As with all open source projects, one of the biggest advantages is that it's free. However, you do have to pay for the infrastructure it runs on, which can become costly if you aren't careful with the resources your pipeline requires.
- Pros: Highly configurable, open source, free and security is in your control
- Cons: High overhead and requires infrastructure management
Collaborative code repository CI/CD tools
The final CI/CD category worth highlighting is CI/CD tools built around collaborative code repositories such as GitHub, GitLab and Bitbucket.
These CI/CD tools are popular with companies that already rely on these vendors, as this can simplify the collaborative aspect of software development. Tight integration between the code repository that development teams rely on and the build process that validates that code can make a big difference in the dev-test cycle time.

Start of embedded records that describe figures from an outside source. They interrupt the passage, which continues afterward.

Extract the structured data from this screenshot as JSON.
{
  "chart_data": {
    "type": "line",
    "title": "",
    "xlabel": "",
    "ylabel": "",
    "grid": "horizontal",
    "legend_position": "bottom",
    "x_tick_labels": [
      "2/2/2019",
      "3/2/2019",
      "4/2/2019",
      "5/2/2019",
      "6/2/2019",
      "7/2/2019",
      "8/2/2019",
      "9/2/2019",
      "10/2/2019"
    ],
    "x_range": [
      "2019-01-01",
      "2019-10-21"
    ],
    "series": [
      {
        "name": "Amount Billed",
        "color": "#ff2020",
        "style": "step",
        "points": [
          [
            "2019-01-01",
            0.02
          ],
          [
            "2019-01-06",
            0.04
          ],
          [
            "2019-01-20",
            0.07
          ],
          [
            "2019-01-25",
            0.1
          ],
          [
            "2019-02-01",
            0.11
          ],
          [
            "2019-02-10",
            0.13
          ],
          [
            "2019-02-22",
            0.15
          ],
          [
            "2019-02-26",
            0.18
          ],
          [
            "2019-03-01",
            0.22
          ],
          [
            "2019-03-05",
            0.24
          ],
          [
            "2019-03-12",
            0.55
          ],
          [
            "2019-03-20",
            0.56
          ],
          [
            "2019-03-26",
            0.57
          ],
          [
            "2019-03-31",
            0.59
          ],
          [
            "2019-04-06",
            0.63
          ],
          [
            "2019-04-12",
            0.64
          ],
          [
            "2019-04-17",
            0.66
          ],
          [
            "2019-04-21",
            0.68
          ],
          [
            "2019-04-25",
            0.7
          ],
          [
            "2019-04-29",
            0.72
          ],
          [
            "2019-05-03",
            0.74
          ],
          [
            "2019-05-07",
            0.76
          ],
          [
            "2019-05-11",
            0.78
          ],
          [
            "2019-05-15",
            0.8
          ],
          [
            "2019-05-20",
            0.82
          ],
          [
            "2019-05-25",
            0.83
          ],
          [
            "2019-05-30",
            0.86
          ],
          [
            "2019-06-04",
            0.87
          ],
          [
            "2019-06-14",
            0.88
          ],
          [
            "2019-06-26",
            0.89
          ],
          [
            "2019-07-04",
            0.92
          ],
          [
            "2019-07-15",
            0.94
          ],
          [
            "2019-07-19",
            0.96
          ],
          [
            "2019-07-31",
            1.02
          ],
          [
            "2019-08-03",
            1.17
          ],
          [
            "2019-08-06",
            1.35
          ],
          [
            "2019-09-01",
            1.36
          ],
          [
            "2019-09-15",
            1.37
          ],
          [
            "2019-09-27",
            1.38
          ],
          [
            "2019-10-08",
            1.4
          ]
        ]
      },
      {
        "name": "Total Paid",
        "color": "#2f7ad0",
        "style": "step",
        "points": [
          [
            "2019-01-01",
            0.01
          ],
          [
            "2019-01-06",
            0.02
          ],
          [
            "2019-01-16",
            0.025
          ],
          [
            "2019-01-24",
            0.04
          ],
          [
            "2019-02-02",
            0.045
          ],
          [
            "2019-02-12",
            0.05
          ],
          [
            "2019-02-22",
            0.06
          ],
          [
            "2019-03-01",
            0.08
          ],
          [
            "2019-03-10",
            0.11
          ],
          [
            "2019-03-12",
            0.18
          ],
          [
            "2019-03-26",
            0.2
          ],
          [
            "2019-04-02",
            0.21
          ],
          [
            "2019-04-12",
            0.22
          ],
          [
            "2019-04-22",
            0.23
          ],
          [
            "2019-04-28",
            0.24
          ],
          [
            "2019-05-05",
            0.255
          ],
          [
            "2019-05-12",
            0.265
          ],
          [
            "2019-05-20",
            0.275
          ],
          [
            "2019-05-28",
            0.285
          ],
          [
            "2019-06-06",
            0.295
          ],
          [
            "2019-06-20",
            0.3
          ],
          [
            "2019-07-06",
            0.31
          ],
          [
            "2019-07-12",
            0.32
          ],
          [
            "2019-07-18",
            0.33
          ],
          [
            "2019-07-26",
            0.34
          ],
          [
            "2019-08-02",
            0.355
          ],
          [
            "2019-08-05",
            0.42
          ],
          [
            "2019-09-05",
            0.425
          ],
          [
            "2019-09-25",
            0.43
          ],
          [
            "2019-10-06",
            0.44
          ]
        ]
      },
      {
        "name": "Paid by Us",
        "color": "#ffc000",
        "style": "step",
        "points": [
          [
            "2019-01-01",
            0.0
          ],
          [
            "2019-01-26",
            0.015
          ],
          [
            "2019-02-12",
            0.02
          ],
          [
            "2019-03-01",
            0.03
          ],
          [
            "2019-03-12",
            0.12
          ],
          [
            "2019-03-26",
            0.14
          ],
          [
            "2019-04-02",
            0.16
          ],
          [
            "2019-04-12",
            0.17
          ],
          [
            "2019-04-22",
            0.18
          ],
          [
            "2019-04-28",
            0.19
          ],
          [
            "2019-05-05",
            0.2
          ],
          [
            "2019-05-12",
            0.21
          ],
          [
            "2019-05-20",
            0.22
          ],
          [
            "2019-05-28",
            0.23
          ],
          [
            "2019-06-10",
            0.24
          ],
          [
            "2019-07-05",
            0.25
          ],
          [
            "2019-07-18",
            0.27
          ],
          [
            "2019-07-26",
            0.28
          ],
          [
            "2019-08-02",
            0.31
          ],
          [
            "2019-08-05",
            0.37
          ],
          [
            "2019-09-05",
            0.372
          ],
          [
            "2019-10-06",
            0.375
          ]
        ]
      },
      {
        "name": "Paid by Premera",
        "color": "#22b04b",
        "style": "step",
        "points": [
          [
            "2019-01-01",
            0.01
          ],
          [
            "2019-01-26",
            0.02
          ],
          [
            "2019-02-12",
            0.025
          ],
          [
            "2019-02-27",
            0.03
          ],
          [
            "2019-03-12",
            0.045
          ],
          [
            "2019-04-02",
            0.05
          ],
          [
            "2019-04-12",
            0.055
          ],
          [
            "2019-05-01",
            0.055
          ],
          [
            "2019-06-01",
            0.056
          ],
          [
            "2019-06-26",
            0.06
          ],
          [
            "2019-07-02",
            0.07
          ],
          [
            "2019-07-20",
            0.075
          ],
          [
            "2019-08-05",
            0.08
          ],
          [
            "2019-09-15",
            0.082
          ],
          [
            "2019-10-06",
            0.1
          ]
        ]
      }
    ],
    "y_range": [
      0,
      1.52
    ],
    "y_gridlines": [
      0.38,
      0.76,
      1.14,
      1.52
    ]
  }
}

However, these tools are not as mature as other, more extensive options on this CI/CD tools list. While GitHub, GitLab and Bitbucket introduce a lot of flexibility through Docker-based configuration -- a tactic supported by the majority of CI/CD tools -- this CI/CD capability is intended to be a supplemental feature of their primary version-control system. These collaborative code repository CI/CD tools can feel limited compared to the managed and self-hosted options.
- Pros: Tight integration between build results and code changes, collaborative, low overhead and cloud-provider agnostic
- Cons: Tied to a version-control system provider, potentially high cost and limited functionality
Find the right fit
Focus on the tool that can best grow with your needs. If your infrastructure growth is slow and predictable, a managed service like Travis CI or CodeShip should work. If you are in a rapid-growth state, then a self-hosted option will scale more cost-effectively. And, if you want to keep your code and build tools all together, rather than spreading yourself too thin, consider the CI/CD tool available through your code repository provider.